Strongly magnetized pure electron plasmas are characterized by a long-range coulomb interaction without effective shielding and by two-dimensionally (2D) incompressible dynamics equivalent to the 2D Euler fluid. The culmination among the fluid dynamic experiments may be the discovery of crystallized states of vortex strings generated in a nonlinear stage of K-H instability [1]

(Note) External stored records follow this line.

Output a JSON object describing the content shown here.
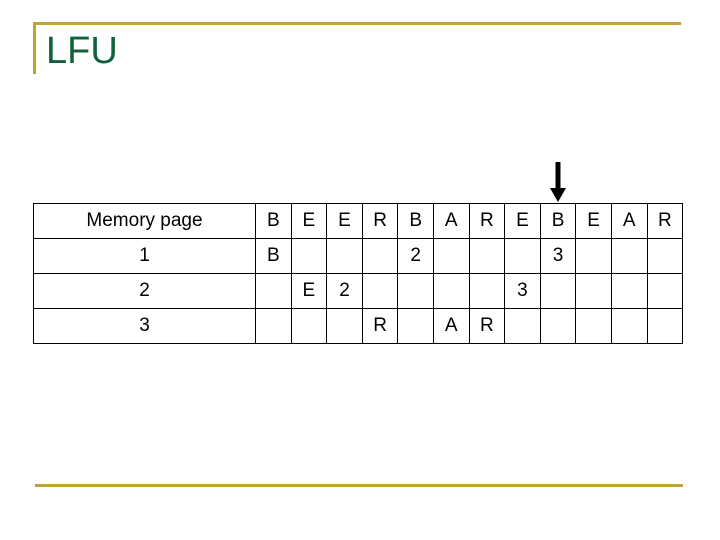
{
  "slide": {
    "title": "LFU",
    "title_color": "#11613b",
    "accent_color": "#bfa434"
  },
  "pointer": {
    "icon": "arrow-down-icon",
    "target_column_index": 8,
    "target_reference": "B",
    "color": "#000000"
  },
  "table": {
    "header": {
      "label": "Memory page",
      "references": [
        "B",
        "E",
        "E",
        "R",
        "B",
        "A",
        "R",
        "E",
        "B",
        "E",
        "A",
        "R"
      ]
    },
    "colors": {
      "page_letter": "#cc99dd",
      "frequency_count": "#a81f1f",
      "border": "#000000"
    },
    "rows": [
      {
        "label": "1",
        "cells": [
          {
            "value": "B",
            "kind": "page"
          },
          {
            "value": "",
            "kind": "empty"
          },
          {
            "value": "",
            "kind": "empty"
          },
          {
            "value": "",
            "kind": "empty"
          },
          {
            "value": "2",
            "kind": "count"
          },
          {
            "value": "",
            "kind": "empty"
          },
          {
            "value": "",
            "kind": "empty"
          },
          {
            "value": "",
            "kind": "empty"
          },
          {
            "value": "3",
            "kind": "count"
          },
          {
            "value": "",
            "kind": "empty"
          },
          {
            "value": "",
            "kind": "empty"
          },
          {
            "value": "",
            "kind": "empty"
          }
        ]
      },
      {
        "label": "2",
        "cells": [
          {
            "value": "",
            "kind": "empty"
          },
          {
            "value": "E",
            "kind": "page"
          },
          {
            "value": "2",
            "kind": "count"
          },
          {
            "value": "",
            "kind": "empty"
          },
          {
            "value": "",
            "kind": "empty"
          },
          {
            "value": "",
            "kind": "empty"
          },
          {
            "value": "",
            "kind": "empty"
          },
          {
            "value": "3",
            "kind": "count"
          },
          {
            "value": "",
            "kind": "empty"
          },
          {
            "value": "",
            "kind": "empty"
          },
          {
            "value": "",
            "kind": "empty"
          },
          {
            "value": "",
            "kind": "empty"
          }
        ]
      },
      {
        "label": "3",
        "cells": [
          {
            "value": "",
            "kind": "empty"
          },
          {
            "value": "",
            "kind": "empty"
          },
          {
            "value": "",
            "kind": "empty"
          },
          {
            "value": "R",
            "kind": "page"
          },
          {
            "value": "",
            "kind": "empty"
          },
          {
            "value": "A",
            "kind": "page"
          },
          {
            "value": "R",
            "kind": "page"
          },
          {
            "value": "",
            "kind": "empty"
          },
          {
            "value": "",
            "kind": "empty"
          },
          {
            "value": "",
            "kind": "empty"
          },
          {
            "value": "",
            "kind": "empty"
          },
          {
            "value": "",
            "kind": "empty"
          }
        ]
      }
    ]
  }
}
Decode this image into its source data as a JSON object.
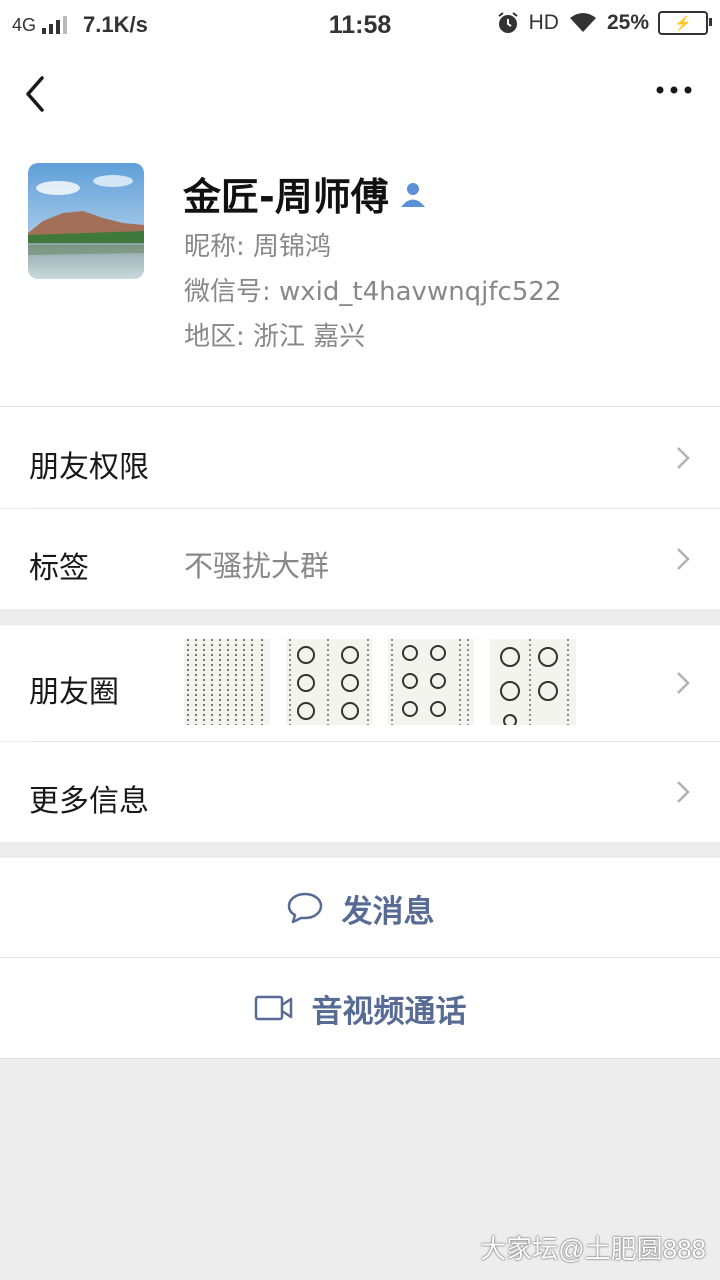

To appreciate abundant physical significances in the self-organization process, we have carried out a series of experimental investigations by singling out a simplified configuration involved in the vortex crystallization. Our typical configuration consists of a set of discrete distributions of electron clumps initially immersed in a well-defined continuous distribution of background electrons (background vortex = BGV). The first topic here is how the merger of two clumps is accelerated or blocked by different levels of BGV to a degree substantially different from the clumps' dynamics in vacuum. [2] Modifications in the BGV distribution generated by the clumps' motion exert critical effects on the merger or on generation of a closely tied state of the clumps. The second topic is how the unit cell of vortex crystals is established in interaction with other clumps and fragmentary vorticity distributions, remnants of preceding vortical interactions. Here a set of three clumps with different number of electrons (circulations) settle down to the vertices of an equilateral triangle only in the presence of BGV, roughly with a speed increasing with the circulation of BGV.[3] The symmetrization of the unit cell may be analyzed from several points of view. Here we discuss it in terms of cooling of clumps' random motion by fluctuating fields in BGV.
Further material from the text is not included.